The Bad? Though I did greatly enjoy the detail of this story, and the holes that it filled in within the Wheel of Time, it was a rather unnecessary story to be told. It does not further the plot of the Wheel of Time, it simply fills in back story. It was fun to read, but it wasn't needed. The events that it covers were all mentioned, if briefly, in the Wheel of Time proper and there was really no need for a short story devoted to them, much less an entire novel. It was basically telling us information that we already knew. As a bridge on the wait between Wheel of Time books it was rather unsatisfying as we had already read a shorter version of this story, and it wasn't the Wheel of Time book we were waiting for at the time of its publication.

Cadsuane is introduced in this book SOLELY and BLATANTLY as a red herring for the singular purpose of making Wheel of Time fans wonder whether or not she is Black Ajah. She serves no other purpose in the book, and she really should have been left out of it. We already had enough suspicion of her as it was, and didn't really need this red herring to lead us off further into it when that suspicion turned out to be false.

I will always look back on this novel and see the loose ends that it left for two subsequent novels to tie up and sigh about what might have been. Jordan posted on his blog about the two other books that would have completed this prequel trilogy. One would be about Tam Al'Thor finding the infant Rand on the Slopes of Dragonmount, and the other would have been about Moiraine and Lan finding the Eye of the World the first time, and learning of the threat heading toward the Two Riviers, and rushing to cover the distance and make it there before the Dark One's minions. Those would have been a great and welcome addition to the Wheel of Time, and it would have been nice to have those loose ends from New Spring tied up, but they will never be. I can't blame Jordan for not finishing them before dying, but I sure can sigh at a lost opportunity for some great stories that will never see the light of day.

This book came out after ten books of the Wheel of Time, and though it takes place before the others, was not meant to be read first.

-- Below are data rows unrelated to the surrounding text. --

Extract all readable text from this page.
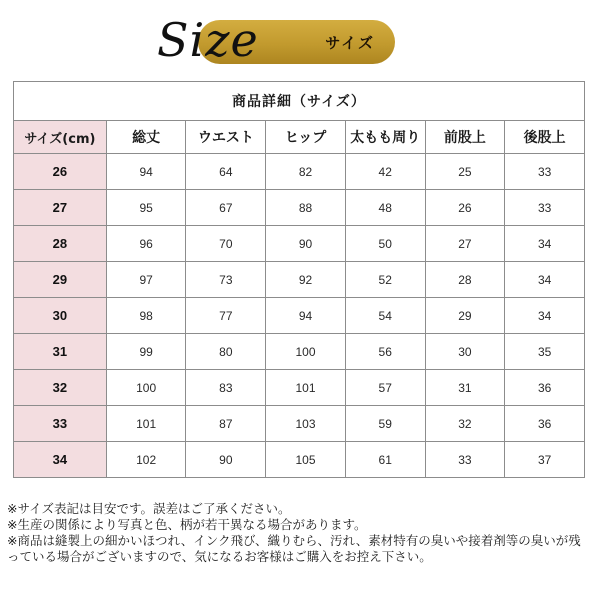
サイズ
Size
商品詳細（サイズ）						
サイズ(cm)	総丈	ウエスト	ヒップ	太もも周り	前股上	後股上
26	94	64	82	42	25	33
27	95	67	88	48	26	33
28	96	70	90	50	27	34
29	97	73	92	52	28	34
30	98	77	94	54	29	34
31	99	80	100	56	30	35
32	100	83	101	57	31	36
33	101	87	103	59	32	36
34	102	90	105	61	33	37

※サイズ表記は目安です。誤差はご了承ください。

※生産の関係により写真と色、柄が若干異なる場合があります。

※商品は縫製上の細かいほつれ、インク飛び、織りむら、汚れ、素材特有の臭いや接着剤等の臭いが残っている場合がございますので、気になるお客様はご購入をお控え下さい。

It takes for granted that you already know everything about how the world works, and if you were to mistakenly pick it up as the beginning of the Wheel of time, as I've known one or two people to do, you will be completely lost and likely never finish or go on to read the much better books that follow it.

The Ugly? There really was nothing that stood out to me in this book as ugly. In fact, I was stretching to find anything bad about it. It was well written and shed some light on one of my favorite characters. One could say that it ruined the mysteriousness of Moiraine, but I find that it just makes her even more awesome.

In conclusion, yes, this book was rather unnecessary, and yes, it was only published to appease Wheel of Time fans over the wait between books. Yes, you already know the barebones details about the events that transpire in this book if you've paid attention while reading the Wheel of Time proper. But it was still a highly entertaining read, and something that any fan of the Wheel of Time will likely enjoy. People who have never read any of the Wheel of Time before will likely want to start with The Eye of the World rather than using this book as a doorway to the series. Despite it's short length in comparison to the other books in the series, it takes for granted that you already know how the world of the Wheel of Time works and who the characters in it are.

I give New Spring 4 stars. If not for the fact that it covers events already related to us in conversation during the Wheel of Time proper, and the blatant red herring of Cadsuane, it would have been a much better book, but as a prequel to the Wheel of Time it gets the job done, despite loose ends meant to be tied up in books that will never be written.